MR-Mammographie

Die Untersuchung der weiblichen Brust im Kernspintomographen kann bei manchen Frauen nicht nur ergänzend, sondern auch alternativ zur Röntgen-Mammographie eingesetzt werden. Sie kann zur Klärung bestimmter Fragen beitragen, die bei der Mammographie und anderen Untersuchungsverfahren der weiblichen Brust möglicherweise offen geblieben sind. Da bei der Magnetresonanztomographie (MRT) keine Röntgenstrahlen wirken, ist dieses Verfahren besonders schonend.

Die MR-Mammographie wird zum Beispiel eingesetzt, um Brustkrebs-Patientinnen vor einer Operation genau zu untersuchen. Auch in der Nachsorge von Patientinnen, die bereits an der Brust operiert wurden oder die Brustimplantate haben, kommt die MR-Mammographie zum Einsatz. Dieses Verfahren ergänzt die herkömmliche Röntgenmammographie vor allem bei Frauen mit dichten Gewebestrukturen.

Die MR-Mammographie besitzt unbestritten die höchste Empfindlichkeit und Genauigkeit für den Nachweis bereits invasiv wachsender Brusttumore.

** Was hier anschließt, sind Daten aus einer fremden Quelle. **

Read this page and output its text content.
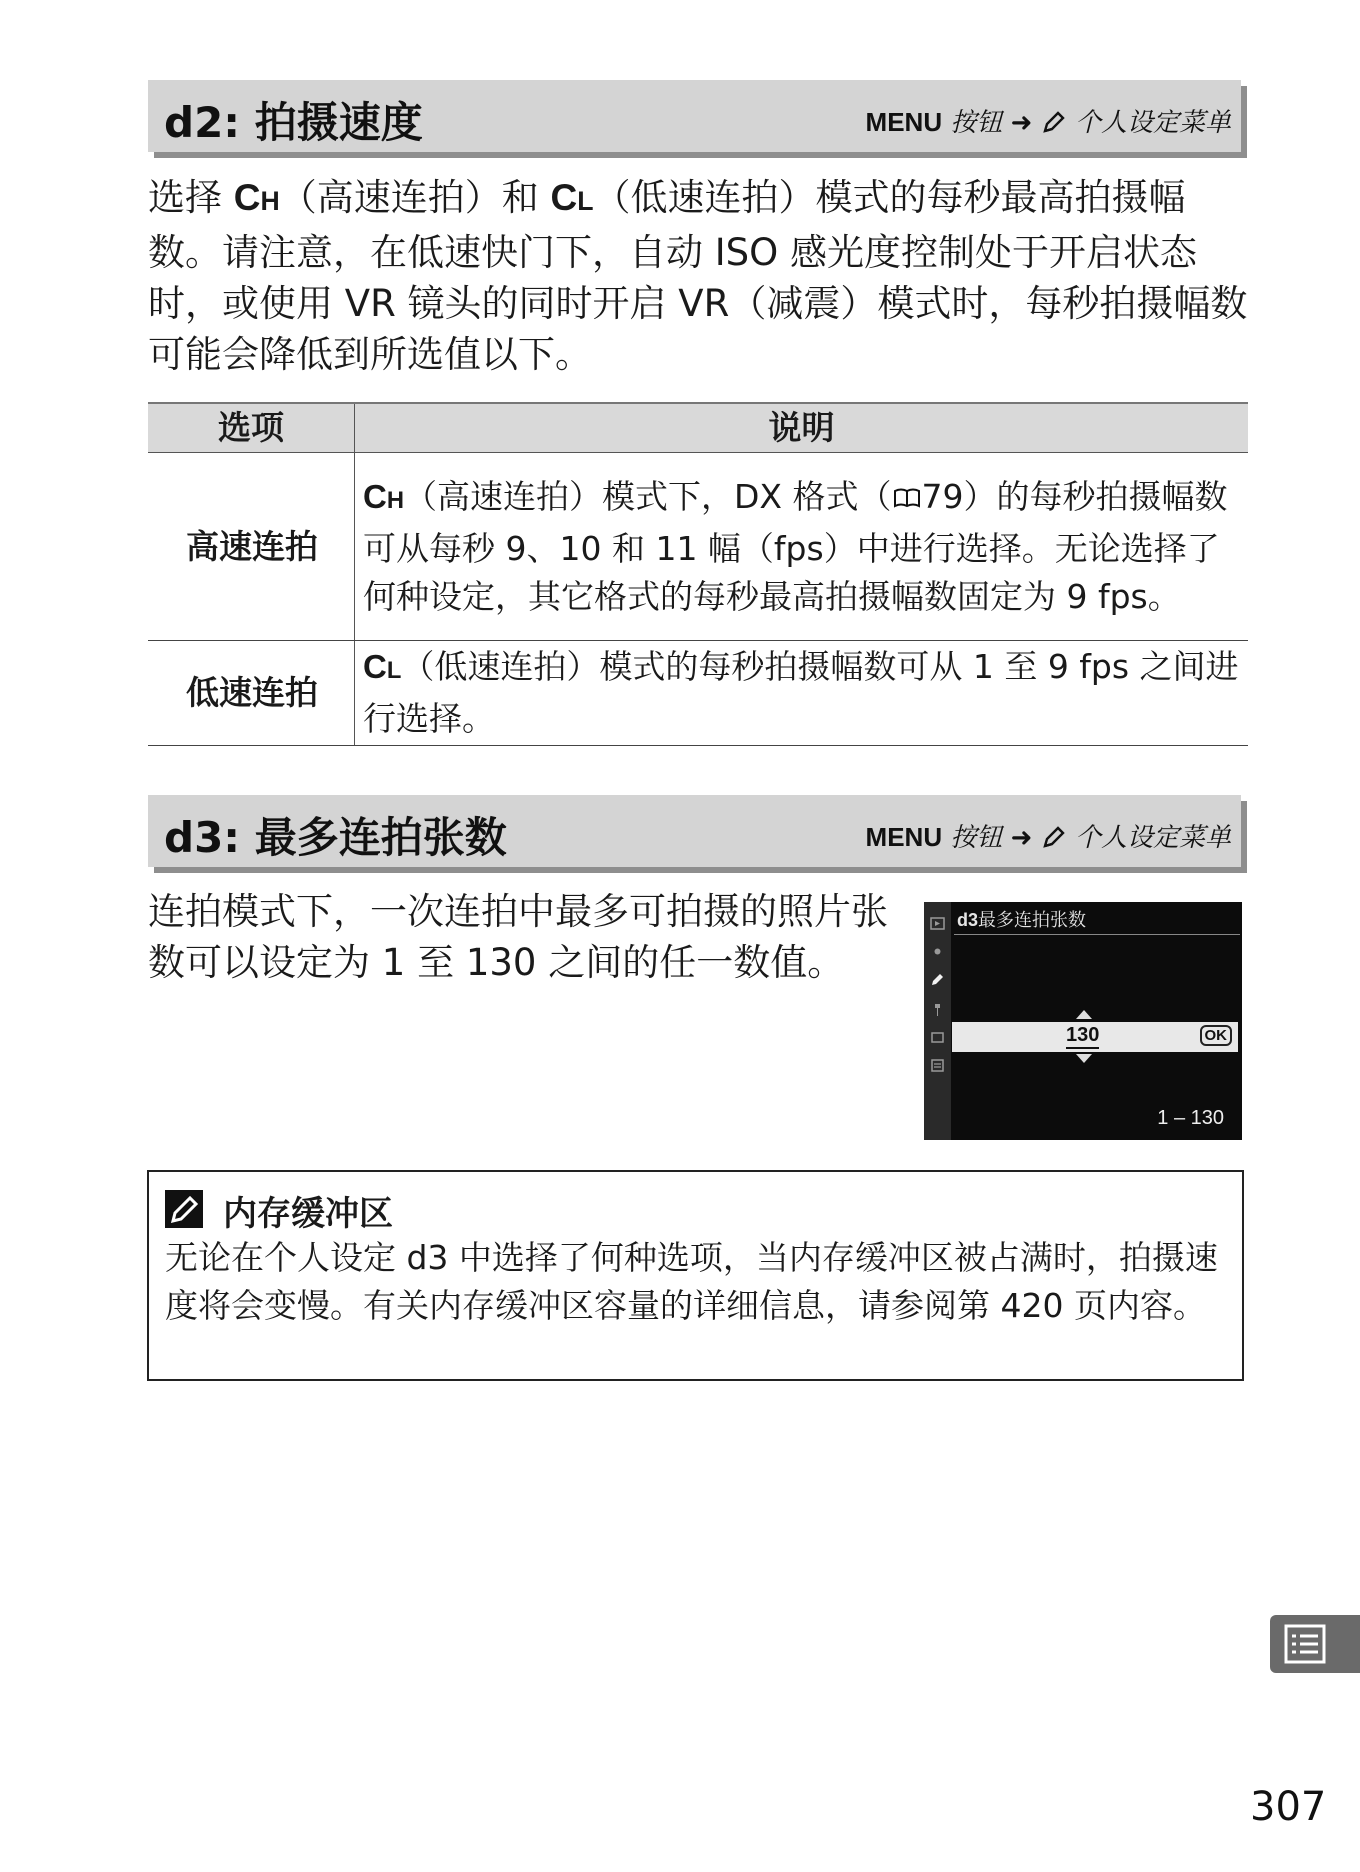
d2: 拍摄速度	MENU 按钮 ➜ 个人设定菜单

选择 CH（高速连拍）和 CL（低速连拍）模式的每秒最高拍摄幅数。请注意，在低速快门下，自动 ISO 感光度控制处于开启状态时，或使用 VR 镜头的同时开启 VR（减震）模式时，每秒拍摄幅数可能会降低到所选值以下。

选项	说明
高速连拍	CH（高速连拍）模式下，DX 格式（ 79）的每秒拍摄幅数可从每秒 9、10 和 11 幅（fps）中进行选择。无论选择了何种设定，其它格式的每秒最高拍摄幅数固定为 9 fps。
低速连拍	CL（低速连拍）模式的每秒拍摄幅数可从 1 至 9 fps 之间进行选择。
d3: 最多连拍张数	MENU 按钮 ➜ 个人设定菜单

连拍模式下，一次连拍中最多可拍摄的照片张数可以设定为 1 至 130 之间的任一数值。

d3最多连拍张数
130	OK
1 – 130
内存缓冲区

无论在个人设定 d3 中选择了何种选项，当内存缓冲区被占满时，拍摄速度将会变慢。有关内存缓冲区容量的详细信息，请参阅第 420 页内容。

307
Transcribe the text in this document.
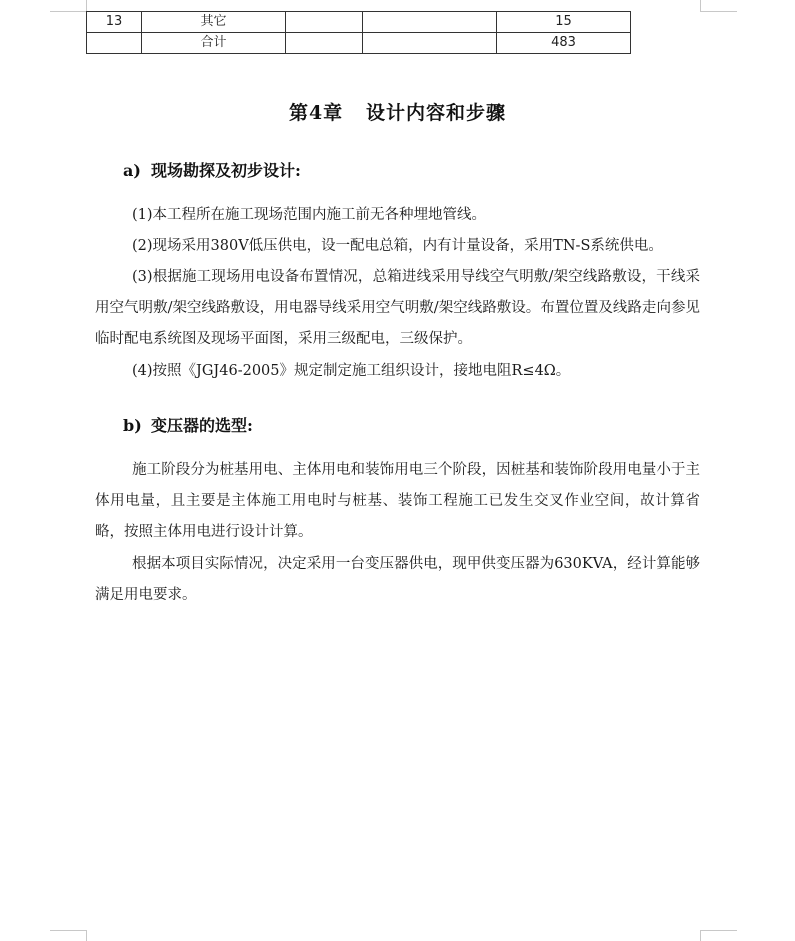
13	其它			15
	合计			483
第4章   设计内容和步骤
a) 现场勘探及初步设计:
(1)本工程所在施工现场范围内施工前无各种埋地管线。
(2)现场采用380V低压供电，设一配电总箱，内有计量设备，采用TN-S系统供电。
(3)根据施工现场用电设备布置情况，总箱进线采用导线空气明敷/架空线路敷设，干线采用空气明敷/架空线路敷设，用电器导线采用空气明敷/架空线路敷设。布置位置及线路走向参见临时配电系统图及现场平面图，采用三级配电，三级保护。
(4)按照《JGJ46-2005》规定制定施工组织设计，接地电阻R≤4Ω。
b) 变压器的选型:
施工阶段分为桩基用电、主体用电和装饰用电三个阶段，因桩基和装饰阶段用电量小于主体用电量，且主要是主体施工用电时与桩基、装饰工程施工已发生交叉作业空间，故计算省略，按照主体用电进行设计计算。
根据本项目实际情况，决定采用一台变压器供电，现甲供变压器为630KVA，经计算能够满足用电要求。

Für wen eignet sich die Untersuchung?

  • Für Frauen, bei denen Veränderungen im Brustgewebe festgestellt wurden (etwa ein Tastbefund oder Auffälligkeiten bei der Röntgen- oder Ultraschalluntersuchung): Die Magnetresonanztomographie der Brust kann auch dann Aufschluss darüber geben, ob Veränderungen in der Brust gutartig oder bösartig sind, wenn die üblichen Früherkennungsuntersuchungen wie Mammographie (Röntgen) und Ultraschall keine verlässliche Beurteilung liefern..
  • Für Patientinnen mit Brustkrebs als Untersuchung vor der Operation, um weitere Krebsherde auszuschließen und das operative Vorgehen zu planen. Sollte vor einer Operation eine Chemotherapie erforderlich sein, kann deren Verlauf und Wirksamkeit überprüft werden.
  • Für Brustkrebs-Patientinnen in der Tumornachsorge, um ein Narbenrezidiv (erneute Tumorbildung an der Narbe) mit höherer Sicherheit ausschließen zu können.
  • Für Frauen mit Brustimplantaten (z.B. aus Silikon): Die Implantate können die herkömmliche Diagnostik mit Mammographie beeinträchtigen (das Implantat verdeckt als ´Schatten´ große Teile des Drüsengewebes). Zudem können Sitz und Unversehrtheit der Implantate überprüft werden.
  • Für Patientinnen, die aus bestimmten Gründen keine Brustkrebsvorsorge mit Röntgenmammographie durchführen lassen können oder möchten: Beispielsweise junge Frauen, in deren Familien gehäuft Brustkrebserkrankungen aufgetreten sind und die bereits ab dem 30. Lebensjahr eine regelmäßige Früherkennungsuntersuchung benötigen.


Vorteile und Nachteile der Magnetresonanztomographie der weiblichen Brust

  • Die Bilder werden mit Hilfe eines starken Magnetfeldes erstellt. Es sind keine Röntgenstrahlen erforderlich.
  • Die Magnetresonanztomographie kann bei entsprechenden Indikationen sehr gut als Ergänzung zu Mammographie und/oder Mammasonographie durchgeführt werden.

Mit der Magnetresonanztomographie allein können nicht immer gutartige von bösartigen Tumoren unterschieden oder Brustkrebsvorstufen (Carcinoma in situ) nachgewiesen werden.

Das Verfahren kommt ganz ohne Röntgenstrahlen aus. Dennoch darf es in Deutschland nur von Radiologen eingesetzt werden.